総務省は関係者の処分でも大きな間違いを犯している

 そして、総務省の酷さは初動のミスに限定されません。総務省の緩さと脇の甘さにも呆れるしかありません。

 総務省内での調査では否定されていますが、幹部職員が東北新社と頻繁に会っていたのには、総理の息子の存在も当然、ある程度影響しているはずです。

 しかし、総理の息子の存在ゆえに東北新社の幹部と会わざるを得なかったとしても、昼間に役所の会議室で会えば、少なくとも総理への義理は果たせます。それなのに、夜の会食に何度も参加したというのは、美味しいものを人のカネで食べることに慣れてしまっている証左です。

 しかも、「週刊文春」が公開した音声で明らかになったように、会食は個室ではなく他の客もいる一般席で行われていたと推察できますが、公務員倫理規程違反の行為を他人の目がある場所で堂々とやっていたこと自体が愚かの極みです。

 私は、これらの当たり前の事実から、行政を歪めたのは総理の息子の存在というよりも、総務省の緩さと脇の甘さだと思っています。

 ちなみに、2月24日に東北新社の接待に応じた職員への処分が発表されましたが、総務省はここでも非常に間違った愚かな判断を下しています。

 メディアでは、総務省の幹部職員7人が減給、4人の職員が戒告か訓告、総務省出身で現在は特別職公務員である山田真貴子内閣広報官は1カ月分の給料の6/10自主返納、という表面的な事実しか伝えられていません。しかし、処分の詳細を見ると、非常にアンフェアな内容の処分なっていると思います。

 というのは、総務省で接待を受けた11人中もっとも有名になってしまった秋本前局長は、東北新社から7回接待を受けています(過去の5回については東北新社は利害関係者に該当せず、直近の2回だけが利害関係者に該当)が、秋本氏はそのうち最直近の1回を除く6回の接待について、その場で自分の飲食代を払っています。ちなみに、接待を受けた他の10人は誰もその場で自己負担をしていません(https://www.soumu.go.jp/main_content/000734897.pdf)。

 つまり、秋本前局長は他の10人と違って公務員倫理規程を守ろうという意識があったのです。ただ、おそらく東北新社側に会計の金額を聞いて払ったのでしょうから、実際の自己負担相当額には足りませんでした。

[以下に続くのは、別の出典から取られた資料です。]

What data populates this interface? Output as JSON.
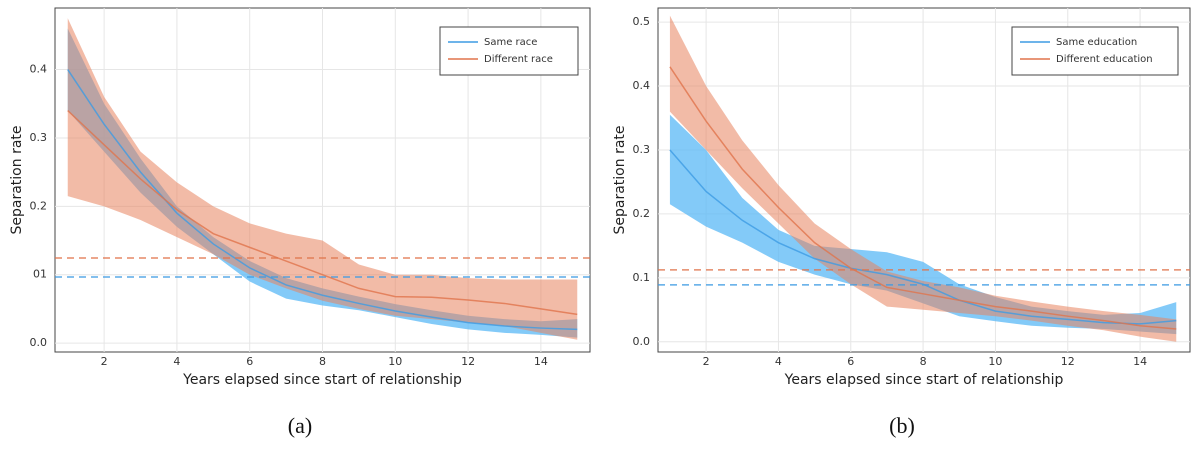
{
  "chart_data": [
    {
      "type": "line",
      "caption": "(a)",
      "xlabel": "Years elapsed since start of relationship",
      "ylabel": "Separation rate",
      "x": [
        1,
        2,
        3,
        4,
        5,
        6,
        7,
        8,
        9,
        10,
        11,
        12,
        13,
        14,
        15
      ],
      "xlim": [
        0.65,
        15.35
      ],
      "ylim": [
        -0.013,
        0.49
      ],
      "xticks": [
        2,
        4,
        6,
        8,
        10,
        12,
        14
      ],
      "yticks": [
        {
          "value": 0,
          "label": "0.0"
        },
        {
          "value": 0.1,
          "label": "01"
        },
        0.2,
        0.3,
        0.4
      ],
      "grid": true,
      "legend": "top-right",
      "series": [
        {
          "name": "Same race",
          "color": "#3d9be3",
          "band_color": "#5ab8f6",
          "reference": 0.0967,
          "values": [
            0.4,
            0.32,
            0.25,
            0.19,
            0.145,
            0.11,
            0.085,
            0.07,
            0.058,
            0.047,
            0.038,
            0.03,
            0.025,
            0.022,
            0.02
          ],
          "lower": [
            0.34,
            0.28,
            0.22,
            0.17,
            0.13,
            0.09,
            0.065,
            0.055,
            0.048,
            0.038,
            0.028,
            0.02,
            0.015,
            0.012,
            0.008
          ],
          "upper": [
            0.46,
            0.35,
            0.27,
            0.2,
            0.155,
            0.12,
            0.095,
            0.08,
            0.068,
            0.057,
            0.048,
            0.04,
            0.035,
            0.032,
            0.035
          ]
        },
        {
          "name": "Different race",
          "color": "#e0744c",
          "band_color": "#e8835e",
          "reference": 0.1245,
          "values": [
            0.34,
            0.29,
            0.24,
            0.195,
            0.16,
            0.14,
            0.12,
            0.1,
            0.08,
            0.068,
            0.067,
            0.063,
            0.058,
            0.05,
            0.042
          ],
          "lower": [
            0.215,
            0.2,
            0.18,
            0.155,
            0.13,
            0.1,
            0.08,
            0.062,
            0.05,
            0.04,
            0.035,
            0.03,
            0.025,
            0.015,
            0.005
          ],
          "upper": [
            0.475,
            0.36,
            0.28,
            0.235,
            0.2,
            0.175,
            0.16,
            0.15,
            0.115,
            0.1,
            0.1,
            0.095,
            0.093,
            0.093,
            0.093
          ]
        }
      ]
    },
    {
      "type": "line",
      "caption": "(b)",
      "xlabel": "Years elapsed since start of relationship",
      "ylabel": "Separation rate",
      "x": [
        1,
        2,
        3,
        4,
        5,
        6,
        7,
        8,
        9,
        10,
        11,
        12,
        13,
        14,
        15
      ],
      "xlim": [
        0.67,
        15.38
      ],
      "ylim": [
        -0.016,
        0.522
      ],
      "xticks": [
        2,
        4,
        6,
        8,
        10,
        12,
        14
      ],
      "yticks": [
        {
          "value": 0,
          "label": "0.0"
        },
        0.1,
        0.2,
        0.3,
        0.4,
        0.5
      ],
      "grid": true,
      "legend": "top-right",
      "series": [
        {
          "name": "Same education",
          "color": "#3d9be3",
          "band_color": "#5ab8f6",
          "reference": 0.089,
          "values": [
            0.3,
            0.235,
            0.19,
            0.155,
            0.13,
            0.115,
            0.105,
            0.09,
            0.065,
            0.048,
            0.04,
            0.035,
            0.03,
            0.028,
            0.033
          ],
          "lower": [
            0.215,
            0.18,
            0.155,
            0.125,
            0.105,
            0.09,
            0.08,
            0.06,
            0.04,
            0.032,
            0.025,
            0.022,
            0.02,
            0.016,
            0.012
          ],
          "upper": [
            0.355,
            0.3,
            0.225,
            0.175,
            0.15,
            0.145,
            0.14,
            0.125,
            0.09,
            0.07,
            0.055,
            0.048,
            0.042,
            0.045,
            0.062
          ]
        },
        {
          "name": "Different education",
          "color": "#e0744c",
          "band_color": "#e8835e",
          "reference": 0.1125,
          "values": [
            0.43,
            0.345,
            0.27,
            0.21,
            0.155,
            0.115,
            0.085,
            0.075,
            0.065,
            0.055,
            0.048,
            0.04,
            0.033,
            0.025,
            0.02
          ],
          "lower": [
            0.36,
            0.3,
            0.24,
            0.185,
            0.13,
            0.09,
            0.055,
            0.05,
            0.045,
            0.04,
            0.033,
            0.025,
            0.018,
            0.008,
            0.0
          ],
          "upper": [
            0.51,
            0.4,
            0.315,
            0.245,
            0.185,
            0.145,
            0.11,
            0.095,
            0.085,
            0.072,
            0.063,
            0.055,
            0.048,
            0.042,
            0.035
          ]
        }
      ]
    }
  ]
}
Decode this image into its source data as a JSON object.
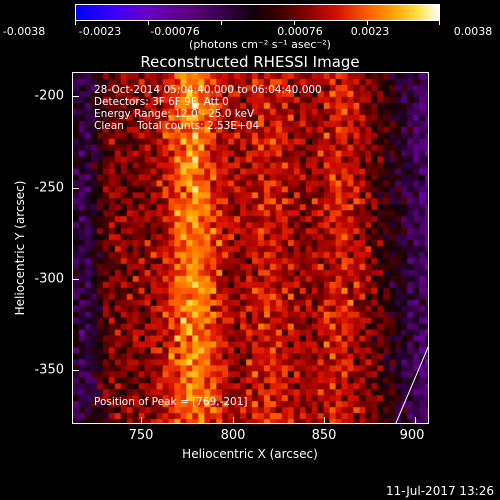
{
  "colorbar": {
    "ticks": [
      "-0.0038",
      "-0.0023",
      "-0.00076",
      "0.00076",
      "0.0023",
      "0.0038"
    ],
    "units": "(photons cm⁻² s⁻¹ asec⁻²)"
  },
  "title": "Reconstructed RHESSI Image",
  "info": {
    "time": "28-Oct-2014 05:04:40.000 to 06:04:40.000",
    "detectors": "Detectors: 3F 6F 9F, Att 0",
    "energy": "Energy Range: 12.0 - 25.0 keV",
    "clean": "Clean    Total counts: 2.53E+04",
    "peak": "Position of Peak = [769,-201]"
  },
  "axes": {
    "xlabel": "Heliocentric X (arcsec)",
    "ylabel": "Heliocentric Y (arcsec)",
    "xticks": [
      "750",
      "800",
      "850",
      "900"
    ],
    "yticks": [
      "-200",
      "-250",
      "-300",
      "-350"
    ]
  },
  "timestamp": "11-Jul-2017 13:26"
}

 その結果、過去の5回については第5条違反、直近の2回については第3条違反ということで、減給という処分になりました。ちなみに、接待で公務員倫理規程違反となった場合は、減給か戒告の処分となるので、厳しい方の処分を下したことになります。

 しかし、その場で自分の飲食代を一度も払わなかった他の幹部と同じ減給処分というのは厳し過ぎます。その場での支払額が実際の自己負担相当額に足りなかったので、その差額を接待と認定したのでしょうが、酒も入った席で東北新社に詰め寄って正確な金額を計算させるのは現実には考えにくいことを考えると、社会通念上は自己負担相当額の全額を払ってなくても許されるのではないでしょうか。